Творчество Сергея Сибирцева — это творчество писателя-романтика: чрезвычайно редкое, даже уникальное по нынешним временам явление. Так что недоумение большинства критиков здесь вполне объяснимо: Сибирцев не реалист (что понятно и определяемо) и не модернист (тоже понятно и определяемо). Более того, он даже не "революционный", "красный" романтик-фантаст, наподобие Александра Грина или (в меньшей степени) Николая Островского, в творчестве которого романтическим моментом выступала уникальность собственной биографии ("Рожденные бурей", в отличие от "Как закалялась сталь", есть произведение вполне реалистическое). Романтизм Сибирцева, с этой точки зрения, оказывается вполне "реакционным" и "черным", поскольку выделяет и рассматривает феномены Особенного как функцию поражения и перехода былого Всеобщего в Единичное, и далее — в небытие. Если называть ближайшие по времени и месту литературные аналоги, то это будут прежде всего Э.По и Г.Гофман. Поэтому несколько наивными выглядят пожелания некоторых критиков дать "больше света" в созданных автором произведениях, определяемых ими как "храм". Но Сибирцев, условно говоря, строил-то и строит своим творчеством вовсе не храм, а крепость, где важна не столько степень освещенности внутренних помещений, сколько прочность стен и правильность перекрытия "секторов обстрела" из бойниц. Его проза в основе своей "военная", но если "против кого" — автор видит четко, то "за кого" — это для него еще большой и невыясненный до конца вопрос.
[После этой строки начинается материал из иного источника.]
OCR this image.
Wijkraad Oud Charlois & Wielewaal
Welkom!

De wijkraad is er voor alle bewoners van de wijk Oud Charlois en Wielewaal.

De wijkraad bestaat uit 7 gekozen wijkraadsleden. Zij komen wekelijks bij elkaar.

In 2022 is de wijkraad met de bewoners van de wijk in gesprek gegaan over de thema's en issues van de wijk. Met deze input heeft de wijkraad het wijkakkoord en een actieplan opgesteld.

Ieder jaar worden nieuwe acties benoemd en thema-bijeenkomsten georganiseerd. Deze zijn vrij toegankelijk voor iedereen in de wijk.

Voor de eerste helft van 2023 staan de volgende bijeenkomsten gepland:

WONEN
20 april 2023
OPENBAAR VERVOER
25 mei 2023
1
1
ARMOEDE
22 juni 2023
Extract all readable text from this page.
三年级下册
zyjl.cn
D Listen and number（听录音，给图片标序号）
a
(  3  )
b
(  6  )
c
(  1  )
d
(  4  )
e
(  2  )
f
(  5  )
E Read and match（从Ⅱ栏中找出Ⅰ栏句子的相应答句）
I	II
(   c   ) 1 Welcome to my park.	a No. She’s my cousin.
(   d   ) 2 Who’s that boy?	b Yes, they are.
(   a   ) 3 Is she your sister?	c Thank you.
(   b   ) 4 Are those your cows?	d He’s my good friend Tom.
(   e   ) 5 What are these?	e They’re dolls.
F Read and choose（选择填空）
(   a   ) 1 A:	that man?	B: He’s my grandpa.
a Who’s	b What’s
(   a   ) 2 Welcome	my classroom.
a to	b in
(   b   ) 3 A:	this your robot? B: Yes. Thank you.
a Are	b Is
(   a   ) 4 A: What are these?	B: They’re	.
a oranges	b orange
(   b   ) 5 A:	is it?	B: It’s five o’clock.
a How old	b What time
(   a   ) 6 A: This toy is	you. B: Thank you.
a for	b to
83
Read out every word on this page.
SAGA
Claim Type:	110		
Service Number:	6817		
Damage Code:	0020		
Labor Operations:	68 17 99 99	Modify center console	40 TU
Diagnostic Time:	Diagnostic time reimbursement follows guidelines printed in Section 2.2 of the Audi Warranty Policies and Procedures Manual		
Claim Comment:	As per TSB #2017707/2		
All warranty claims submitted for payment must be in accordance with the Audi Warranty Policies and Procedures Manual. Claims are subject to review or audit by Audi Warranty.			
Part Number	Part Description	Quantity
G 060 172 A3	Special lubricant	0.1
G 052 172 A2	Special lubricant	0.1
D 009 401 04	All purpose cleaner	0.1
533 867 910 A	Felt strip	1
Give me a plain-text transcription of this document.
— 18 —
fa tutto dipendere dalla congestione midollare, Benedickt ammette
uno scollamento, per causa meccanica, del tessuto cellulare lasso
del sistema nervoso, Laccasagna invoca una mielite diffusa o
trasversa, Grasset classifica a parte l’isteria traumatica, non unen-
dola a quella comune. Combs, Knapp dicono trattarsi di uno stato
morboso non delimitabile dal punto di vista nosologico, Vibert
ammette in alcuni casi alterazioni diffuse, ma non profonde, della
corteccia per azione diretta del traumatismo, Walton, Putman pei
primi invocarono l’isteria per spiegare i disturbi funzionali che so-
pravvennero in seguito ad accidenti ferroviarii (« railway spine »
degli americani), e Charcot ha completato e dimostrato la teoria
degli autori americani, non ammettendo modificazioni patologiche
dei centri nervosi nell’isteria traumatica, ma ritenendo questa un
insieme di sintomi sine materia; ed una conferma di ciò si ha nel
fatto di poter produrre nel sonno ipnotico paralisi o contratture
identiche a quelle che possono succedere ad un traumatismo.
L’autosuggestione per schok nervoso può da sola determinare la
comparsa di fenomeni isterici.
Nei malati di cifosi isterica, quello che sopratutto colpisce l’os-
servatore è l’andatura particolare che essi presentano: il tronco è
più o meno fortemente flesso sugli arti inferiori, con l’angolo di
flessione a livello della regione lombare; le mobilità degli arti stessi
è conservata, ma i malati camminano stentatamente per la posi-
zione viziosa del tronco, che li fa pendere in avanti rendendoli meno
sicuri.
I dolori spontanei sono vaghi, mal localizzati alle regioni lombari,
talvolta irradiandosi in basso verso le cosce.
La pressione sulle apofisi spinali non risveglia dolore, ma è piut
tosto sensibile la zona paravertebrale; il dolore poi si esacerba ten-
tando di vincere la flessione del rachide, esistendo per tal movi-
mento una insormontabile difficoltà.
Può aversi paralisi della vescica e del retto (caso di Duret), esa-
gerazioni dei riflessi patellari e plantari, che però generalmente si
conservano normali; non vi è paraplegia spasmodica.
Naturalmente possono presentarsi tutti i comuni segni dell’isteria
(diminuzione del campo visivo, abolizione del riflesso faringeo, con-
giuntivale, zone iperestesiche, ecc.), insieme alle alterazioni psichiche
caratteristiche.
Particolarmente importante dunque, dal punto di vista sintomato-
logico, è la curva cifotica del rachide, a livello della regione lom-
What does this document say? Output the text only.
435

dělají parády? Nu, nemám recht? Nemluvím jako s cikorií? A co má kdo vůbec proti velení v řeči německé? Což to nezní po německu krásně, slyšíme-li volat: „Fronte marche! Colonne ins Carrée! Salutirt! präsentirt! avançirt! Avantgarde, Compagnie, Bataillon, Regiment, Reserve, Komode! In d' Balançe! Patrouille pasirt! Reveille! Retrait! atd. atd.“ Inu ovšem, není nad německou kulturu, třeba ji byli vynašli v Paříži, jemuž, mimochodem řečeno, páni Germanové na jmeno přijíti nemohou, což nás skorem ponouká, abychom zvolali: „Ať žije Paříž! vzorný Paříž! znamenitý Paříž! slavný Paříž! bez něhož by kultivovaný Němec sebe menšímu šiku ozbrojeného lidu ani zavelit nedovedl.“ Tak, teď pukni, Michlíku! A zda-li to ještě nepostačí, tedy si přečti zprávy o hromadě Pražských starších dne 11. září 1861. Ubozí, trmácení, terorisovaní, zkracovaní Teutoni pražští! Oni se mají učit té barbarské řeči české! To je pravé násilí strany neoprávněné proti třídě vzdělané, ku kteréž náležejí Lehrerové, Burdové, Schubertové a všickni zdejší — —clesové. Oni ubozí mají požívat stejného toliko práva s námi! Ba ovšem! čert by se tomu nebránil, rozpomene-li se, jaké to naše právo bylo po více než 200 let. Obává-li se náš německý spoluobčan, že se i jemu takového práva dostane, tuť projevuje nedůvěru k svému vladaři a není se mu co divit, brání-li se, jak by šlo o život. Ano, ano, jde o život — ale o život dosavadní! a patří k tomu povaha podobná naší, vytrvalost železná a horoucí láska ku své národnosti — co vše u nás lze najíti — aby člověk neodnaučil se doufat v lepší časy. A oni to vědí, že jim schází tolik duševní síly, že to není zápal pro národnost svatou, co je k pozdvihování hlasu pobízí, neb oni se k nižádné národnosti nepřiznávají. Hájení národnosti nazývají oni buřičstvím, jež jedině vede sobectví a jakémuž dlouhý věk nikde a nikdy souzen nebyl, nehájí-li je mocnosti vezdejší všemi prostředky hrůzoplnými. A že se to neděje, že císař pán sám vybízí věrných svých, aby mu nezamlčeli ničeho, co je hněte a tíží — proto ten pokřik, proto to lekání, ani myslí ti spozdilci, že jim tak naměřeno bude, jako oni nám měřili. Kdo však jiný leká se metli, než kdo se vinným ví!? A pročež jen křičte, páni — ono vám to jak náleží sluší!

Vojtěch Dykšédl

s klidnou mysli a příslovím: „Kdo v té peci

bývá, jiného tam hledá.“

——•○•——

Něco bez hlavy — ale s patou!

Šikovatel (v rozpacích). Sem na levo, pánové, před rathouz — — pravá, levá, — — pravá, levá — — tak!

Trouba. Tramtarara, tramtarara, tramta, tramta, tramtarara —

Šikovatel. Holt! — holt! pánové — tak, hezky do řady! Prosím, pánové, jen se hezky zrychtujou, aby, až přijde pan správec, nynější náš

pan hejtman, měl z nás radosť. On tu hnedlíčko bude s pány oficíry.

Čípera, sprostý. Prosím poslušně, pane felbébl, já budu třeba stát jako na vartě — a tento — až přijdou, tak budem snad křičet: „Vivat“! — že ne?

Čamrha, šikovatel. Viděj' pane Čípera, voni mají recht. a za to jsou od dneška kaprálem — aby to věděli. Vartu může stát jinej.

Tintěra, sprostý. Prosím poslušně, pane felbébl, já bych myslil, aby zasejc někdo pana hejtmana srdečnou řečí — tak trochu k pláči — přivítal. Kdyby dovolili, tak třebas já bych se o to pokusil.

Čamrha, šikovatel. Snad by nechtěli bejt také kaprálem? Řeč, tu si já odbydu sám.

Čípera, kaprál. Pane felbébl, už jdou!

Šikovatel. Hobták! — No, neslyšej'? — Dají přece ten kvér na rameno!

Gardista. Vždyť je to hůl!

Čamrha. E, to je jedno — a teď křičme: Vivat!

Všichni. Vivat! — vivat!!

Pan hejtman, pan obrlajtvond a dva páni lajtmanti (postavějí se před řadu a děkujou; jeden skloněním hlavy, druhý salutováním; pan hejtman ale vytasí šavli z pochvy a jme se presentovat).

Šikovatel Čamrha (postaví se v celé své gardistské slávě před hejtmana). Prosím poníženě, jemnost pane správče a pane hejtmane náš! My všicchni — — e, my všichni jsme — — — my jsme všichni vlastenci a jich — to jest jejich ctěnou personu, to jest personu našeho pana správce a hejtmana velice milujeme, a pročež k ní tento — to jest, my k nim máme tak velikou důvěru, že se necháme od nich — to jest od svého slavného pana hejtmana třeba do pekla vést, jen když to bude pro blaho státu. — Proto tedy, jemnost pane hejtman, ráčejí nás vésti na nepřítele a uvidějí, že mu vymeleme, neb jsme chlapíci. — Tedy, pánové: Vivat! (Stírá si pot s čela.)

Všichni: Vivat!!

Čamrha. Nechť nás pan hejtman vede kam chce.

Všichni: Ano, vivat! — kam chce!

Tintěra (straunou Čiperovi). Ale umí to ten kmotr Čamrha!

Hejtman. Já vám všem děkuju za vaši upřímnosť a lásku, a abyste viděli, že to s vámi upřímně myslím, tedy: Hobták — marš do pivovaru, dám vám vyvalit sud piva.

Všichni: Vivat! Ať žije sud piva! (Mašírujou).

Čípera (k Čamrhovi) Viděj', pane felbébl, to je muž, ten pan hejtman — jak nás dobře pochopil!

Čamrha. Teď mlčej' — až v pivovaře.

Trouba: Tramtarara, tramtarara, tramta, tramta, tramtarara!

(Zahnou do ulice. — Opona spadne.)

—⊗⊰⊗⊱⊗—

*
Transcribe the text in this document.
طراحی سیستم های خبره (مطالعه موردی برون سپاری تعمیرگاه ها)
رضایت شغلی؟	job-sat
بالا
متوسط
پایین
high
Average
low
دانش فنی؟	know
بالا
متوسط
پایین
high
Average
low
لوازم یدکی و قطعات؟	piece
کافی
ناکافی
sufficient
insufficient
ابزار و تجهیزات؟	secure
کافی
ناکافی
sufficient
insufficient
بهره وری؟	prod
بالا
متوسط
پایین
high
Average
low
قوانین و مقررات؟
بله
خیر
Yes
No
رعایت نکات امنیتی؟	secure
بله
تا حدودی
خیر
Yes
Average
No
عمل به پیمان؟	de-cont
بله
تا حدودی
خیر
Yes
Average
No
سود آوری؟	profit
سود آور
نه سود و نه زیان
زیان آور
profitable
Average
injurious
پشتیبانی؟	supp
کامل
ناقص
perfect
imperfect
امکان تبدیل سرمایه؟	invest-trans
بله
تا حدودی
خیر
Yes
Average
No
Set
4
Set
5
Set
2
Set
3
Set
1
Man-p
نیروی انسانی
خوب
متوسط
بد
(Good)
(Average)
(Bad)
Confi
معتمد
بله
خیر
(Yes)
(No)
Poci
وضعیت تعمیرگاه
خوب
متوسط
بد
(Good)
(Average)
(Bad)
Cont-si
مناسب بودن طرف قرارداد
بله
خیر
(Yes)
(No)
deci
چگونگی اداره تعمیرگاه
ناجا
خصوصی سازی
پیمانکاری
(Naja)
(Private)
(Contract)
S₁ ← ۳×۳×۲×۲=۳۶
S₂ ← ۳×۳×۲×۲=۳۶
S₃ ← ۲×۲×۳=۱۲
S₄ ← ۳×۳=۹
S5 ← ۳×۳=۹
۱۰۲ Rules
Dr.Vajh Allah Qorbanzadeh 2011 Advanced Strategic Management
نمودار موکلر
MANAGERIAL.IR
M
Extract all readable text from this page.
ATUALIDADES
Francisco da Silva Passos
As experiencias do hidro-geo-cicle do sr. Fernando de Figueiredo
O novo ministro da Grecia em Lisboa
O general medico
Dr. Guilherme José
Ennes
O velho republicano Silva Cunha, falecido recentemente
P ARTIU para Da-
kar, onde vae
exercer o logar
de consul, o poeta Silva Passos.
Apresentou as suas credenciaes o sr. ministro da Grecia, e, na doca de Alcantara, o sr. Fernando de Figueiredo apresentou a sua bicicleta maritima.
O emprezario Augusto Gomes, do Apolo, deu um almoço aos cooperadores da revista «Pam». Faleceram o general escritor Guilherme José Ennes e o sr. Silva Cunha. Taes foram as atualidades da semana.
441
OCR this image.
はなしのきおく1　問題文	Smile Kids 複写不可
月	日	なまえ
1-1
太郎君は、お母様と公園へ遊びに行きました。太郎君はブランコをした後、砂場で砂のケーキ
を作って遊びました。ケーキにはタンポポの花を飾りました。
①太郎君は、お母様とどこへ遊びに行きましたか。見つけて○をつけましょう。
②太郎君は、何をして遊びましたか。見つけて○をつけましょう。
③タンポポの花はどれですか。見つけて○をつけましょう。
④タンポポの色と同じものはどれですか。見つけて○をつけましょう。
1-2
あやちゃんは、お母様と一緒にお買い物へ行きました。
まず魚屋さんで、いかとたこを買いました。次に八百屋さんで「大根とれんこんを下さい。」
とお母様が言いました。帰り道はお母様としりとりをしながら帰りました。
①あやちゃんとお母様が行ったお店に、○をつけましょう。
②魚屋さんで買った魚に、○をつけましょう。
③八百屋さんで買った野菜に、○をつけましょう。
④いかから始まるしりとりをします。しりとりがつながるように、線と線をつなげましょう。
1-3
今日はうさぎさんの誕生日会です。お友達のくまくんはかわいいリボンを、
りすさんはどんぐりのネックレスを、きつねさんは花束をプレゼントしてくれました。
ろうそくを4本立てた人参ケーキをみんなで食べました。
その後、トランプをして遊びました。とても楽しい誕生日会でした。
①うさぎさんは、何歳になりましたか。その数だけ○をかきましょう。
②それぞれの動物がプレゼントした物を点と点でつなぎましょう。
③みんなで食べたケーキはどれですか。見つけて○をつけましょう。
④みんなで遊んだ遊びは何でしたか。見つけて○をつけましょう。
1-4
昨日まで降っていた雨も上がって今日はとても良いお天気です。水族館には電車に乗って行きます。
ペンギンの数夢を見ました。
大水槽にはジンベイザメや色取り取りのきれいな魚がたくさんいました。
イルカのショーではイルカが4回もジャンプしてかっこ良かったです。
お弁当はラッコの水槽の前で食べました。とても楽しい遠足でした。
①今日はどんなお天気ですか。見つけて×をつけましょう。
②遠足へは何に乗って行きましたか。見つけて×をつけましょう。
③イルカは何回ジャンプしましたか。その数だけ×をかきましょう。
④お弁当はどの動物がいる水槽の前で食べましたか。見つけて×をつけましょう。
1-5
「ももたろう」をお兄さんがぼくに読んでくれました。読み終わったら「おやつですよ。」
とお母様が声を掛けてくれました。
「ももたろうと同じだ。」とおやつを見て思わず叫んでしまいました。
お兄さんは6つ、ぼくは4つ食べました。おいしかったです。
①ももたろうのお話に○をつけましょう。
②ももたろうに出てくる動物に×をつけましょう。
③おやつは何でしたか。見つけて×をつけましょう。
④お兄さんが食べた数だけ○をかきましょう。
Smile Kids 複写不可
Поэтому можно считать, что он сражается за себя, за свою собственную (и транслированную в героев) особенность, непохожесть на "врагов" — даже без надежды на победу.

Разумеется, здесь возникает закономерный вопрос о том, какова мера исторической глубины авторской "реакционности", "пессимизма" и "черноты", естественно включающих в себя "срывание всех и всяческих масок". Несомненно, эта глубина конечна, и некий "золотой век" в авторском миропонимании наличествует. Не берусь судить о его точной привязке к определенному историческому времени или "ряду времен", но по всем эстетическим законам иначе быть не должно. Проза Сибирцева может быть охарактеризована, перефразируя название одного из романов автора, как "государственный плач". Пусть этот плач пока не является образцом "чистого жанра", но он уже вполне внятен и воспринимается читательской аудиторией — даже несмотря на все изыски авторского языка, перегруженность повествования множеством излишних деталей и сюжетных линий. Автору стоит только "отвязаться" от чуждой "черному" романтизму социальной злободневности, к которой он привязан через осознание и освоение своей личной "особости" — ради осознания и освоения "особости" существующего в его сознании "золотого века".

Каким окажется результат: своего рода "сталинская готика", или же нечто иное, типа "параллельного нацизма", раскрытого Юлианом Семеновым в романах "Семнадцать мгновений весны" и "Альтернатива" гитлеровской Германии, с одиноким "Штирлицем" в центре повествования? А может быть, авторский "золотой век" лежит гораздо дальше от нас по шкале исторического времени — где-нибудь поближе к "Золотому ослу" Апулея, когда, заметим, закладывались основы Римской империи? Это решать самому Сергею Сибирцеву, но самый верный и плодотворный из возможных вариантов его дальнейшего творческого пути, по-моему, пролегает именно в этом направлении.